Young women’s enthusiasm for joining pageants, in turn, has given birth to an entire sub-industry of impresarios and trainers on beauty, poise, runway or pasarela, styling and Q and A skills.
Whereas aspirants of yesteryears only had to deal mainly with fashion designers and talent scouts, they now find it indispensable to join beauty queen training camps established and run by dedicated beau con fans themselves who have taken their love for pageants to the next level by helping train wide-eyed girls become, as the oft-used phrase goes, the best versions of themselves.
Like rival schools
Like rival universities, these training camps have often found themselves at odds with each other in luring the best girls and producing the most finalists and winners in both national and international beau cons.

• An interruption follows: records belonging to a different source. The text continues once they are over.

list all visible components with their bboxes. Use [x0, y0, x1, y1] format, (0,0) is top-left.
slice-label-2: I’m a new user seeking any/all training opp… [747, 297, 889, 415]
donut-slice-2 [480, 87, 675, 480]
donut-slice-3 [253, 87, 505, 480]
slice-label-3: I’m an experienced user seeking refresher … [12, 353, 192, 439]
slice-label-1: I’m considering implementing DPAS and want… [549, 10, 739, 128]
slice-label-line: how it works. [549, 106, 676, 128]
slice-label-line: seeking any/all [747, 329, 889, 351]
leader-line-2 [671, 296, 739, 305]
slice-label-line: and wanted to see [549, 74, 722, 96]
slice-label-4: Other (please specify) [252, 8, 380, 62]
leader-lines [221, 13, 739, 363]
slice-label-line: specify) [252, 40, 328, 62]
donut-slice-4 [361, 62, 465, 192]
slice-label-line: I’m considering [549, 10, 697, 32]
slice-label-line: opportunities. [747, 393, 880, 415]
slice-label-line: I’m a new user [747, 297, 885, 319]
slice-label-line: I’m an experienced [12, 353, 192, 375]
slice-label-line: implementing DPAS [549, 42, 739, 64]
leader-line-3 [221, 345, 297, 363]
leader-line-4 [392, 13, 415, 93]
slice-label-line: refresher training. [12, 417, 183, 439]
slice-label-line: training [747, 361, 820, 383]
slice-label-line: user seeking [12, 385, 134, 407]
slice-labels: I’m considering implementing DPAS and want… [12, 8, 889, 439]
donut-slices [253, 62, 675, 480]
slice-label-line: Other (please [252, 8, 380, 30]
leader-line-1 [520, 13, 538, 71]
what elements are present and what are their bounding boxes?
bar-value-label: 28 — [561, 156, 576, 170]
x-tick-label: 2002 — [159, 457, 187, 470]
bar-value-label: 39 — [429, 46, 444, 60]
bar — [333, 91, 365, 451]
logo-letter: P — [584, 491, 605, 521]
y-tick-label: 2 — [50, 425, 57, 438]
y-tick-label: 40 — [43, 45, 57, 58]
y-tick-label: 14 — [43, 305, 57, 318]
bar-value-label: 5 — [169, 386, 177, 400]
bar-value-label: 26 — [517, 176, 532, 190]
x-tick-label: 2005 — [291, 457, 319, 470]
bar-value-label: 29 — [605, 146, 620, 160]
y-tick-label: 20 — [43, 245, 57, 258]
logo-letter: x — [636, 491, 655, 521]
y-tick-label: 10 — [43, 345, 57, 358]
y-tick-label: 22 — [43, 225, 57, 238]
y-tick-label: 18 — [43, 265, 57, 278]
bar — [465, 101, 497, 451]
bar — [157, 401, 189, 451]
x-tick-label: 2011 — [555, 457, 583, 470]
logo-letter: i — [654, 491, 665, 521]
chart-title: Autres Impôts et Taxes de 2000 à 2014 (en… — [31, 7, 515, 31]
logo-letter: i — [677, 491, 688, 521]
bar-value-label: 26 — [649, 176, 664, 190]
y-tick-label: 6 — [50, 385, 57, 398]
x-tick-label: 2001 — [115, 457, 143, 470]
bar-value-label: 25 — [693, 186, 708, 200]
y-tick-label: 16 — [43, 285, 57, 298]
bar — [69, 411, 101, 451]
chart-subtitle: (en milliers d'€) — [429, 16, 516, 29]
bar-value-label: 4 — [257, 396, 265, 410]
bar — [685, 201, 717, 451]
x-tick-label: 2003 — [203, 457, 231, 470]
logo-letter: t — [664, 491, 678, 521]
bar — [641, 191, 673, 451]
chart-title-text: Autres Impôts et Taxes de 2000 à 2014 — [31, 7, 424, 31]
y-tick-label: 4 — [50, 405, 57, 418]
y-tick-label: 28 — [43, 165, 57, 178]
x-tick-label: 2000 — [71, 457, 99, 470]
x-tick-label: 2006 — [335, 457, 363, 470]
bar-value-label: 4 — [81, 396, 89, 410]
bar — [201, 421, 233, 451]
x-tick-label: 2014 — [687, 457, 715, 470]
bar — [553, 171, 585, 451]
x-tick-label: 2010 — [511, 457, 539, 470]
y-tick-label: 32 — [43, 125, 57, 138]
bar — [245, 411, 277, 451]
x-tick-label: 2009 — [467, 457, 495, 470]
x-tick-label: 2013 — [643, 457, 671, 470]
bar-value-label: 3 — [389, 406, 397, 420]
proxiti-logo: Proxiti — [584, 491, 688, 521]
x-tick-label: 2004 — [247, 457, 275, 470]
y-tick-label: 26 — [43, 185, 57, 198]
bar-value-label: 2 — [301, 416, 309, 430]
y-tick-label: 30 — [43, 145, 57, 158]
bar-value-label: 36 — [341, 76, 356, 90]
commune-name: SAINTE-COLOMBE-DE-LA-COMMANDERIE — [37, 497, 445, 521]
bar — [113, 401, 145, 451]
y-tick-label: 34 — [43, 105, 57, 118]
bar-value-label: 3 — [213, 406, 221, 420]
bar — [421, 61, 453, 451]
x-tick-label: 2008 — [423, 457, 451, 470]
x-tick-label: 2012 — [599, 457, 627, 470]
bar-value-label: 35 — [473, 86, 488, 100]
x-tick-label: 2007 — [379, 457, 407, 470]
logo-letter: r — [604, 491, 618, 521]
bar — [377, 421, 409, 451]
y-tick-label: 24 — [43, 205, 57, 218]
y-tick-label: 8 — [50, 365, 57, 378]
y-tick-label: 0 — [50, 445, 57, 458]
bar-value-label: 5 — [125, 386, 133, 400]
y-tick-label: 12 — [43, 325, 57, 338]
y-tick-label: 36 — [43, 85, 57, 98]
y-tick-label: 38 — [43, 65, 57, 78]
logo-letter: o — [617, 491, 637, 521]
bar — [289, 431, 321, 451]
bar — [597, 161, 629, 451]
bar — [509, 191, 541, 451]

Such concerted efforts from countless Pygmalion figures and their Fair Ladies have had, for the most part, a lasting positive impact.
“As a whole, I’ve seen how our girls develop into poised, articulate ladies after their pageants,” says Eric. “Majority of them will retain their poise and bearing, the ‘tindig beauty queen.’ In Miss Earth’s case, I’ve seen how our queens continued with their environmental advocacies long after they’ve relinquished their crowns. Karen Ibasco and Catherine Untalan, for example, aren’t only beautiful ladies, but also graduated with honors from their respective universities.”
But it isn’t lost on our respondents that the beau con world, like all forms of entertainment, has its dark side, too. At the end of the day, it’s still up to the woman whether she uses her influence for good after her reign, or squanders it completely on shallow pursuits and head-scratching choices and endeavors.
As for not a few beau con watchers, their intense passion for their respective bets has found ways to boil over on social media, often in the form of cruel, even gutter language and below-the-belt commentaries posted anonymously or through troll accounts to bring down their favorites’ rivals.
Pinoys’ uncouth side
“Filipinos’ passion for pageants have no doubt helped boost the confidence and reputation of our beauty queens as they compete abroad,” says Noel. “But because of social media, the Filipino’s cruel side has also been exposed. Our collective egos have also swelled once we became a powerhouse country. And the sad part is, we just don’t clash with other people. We also duel online, exchanging harsh, unprintable words, with fellow Filipinos.”
“Because of social media, everyone nowadays has become an armchair commentator,” adds Eric. “Overnight, every bading (gay) has become a beau con expert.”
Since we’re still living in a supposedly free country, everyone is entitled to his opinion. Such freedom of expression, no matter how sometimes flawed or unkind, has truly made for a livelier, gayer Philippine beau con scene.